Dynamic Include How should I set default page?

Question

I am using this PHP code:

 if (isset($_GET['c'])) {

    $pages = array("home", "upload", "signup");

    if (in_array(strtolower($_GET['c']), $pages)) 
        include('pages/'.$_GET['c'].'.php'); 
    else echo "Page not found =(";

}

How should I do to so that the default page will be home.php with this code?

Answer 1

Assuming you still want a "Page not found" error when the visitor specifies an invalid page, you could do it like this:

if (isset($_GET['c'])) {
    if (in_array(strtolower($_GET['c']), $pages)) 
        include('pages/'.$_GET['c'].'.php'); 
    else echo "Page not found =(";
} else {
    include('pages/home.php');
}

Answer 2

What about something like this :

$page = 'home';
if (isset($_GET['c'])) {
    $pages = array("home", "upload", "signup");
    if (in_array(strtolower($_GET['c']), $pages))  {
        $page = strtolower($_GET['c'])
    }
}

include('pages/' . $page . '.php');

BTW : by "default" I understood "if page not found, then include default one"
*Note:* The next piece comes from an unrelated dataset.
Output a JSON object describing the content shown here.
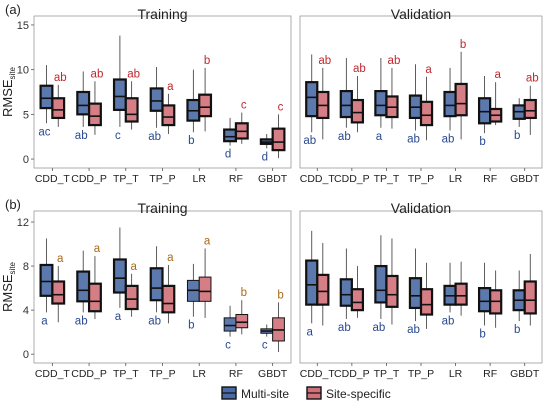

Also : if you files names are lower-case, you should use the lowercase name when including -- you are already useing lowercase for the comparison, so why not for the include ?

If you are developping on a Windows environment, files names are not case-sensitive, but the are on Linux -- and if you deploy on a Linux server... I let you guess what could happen ;-)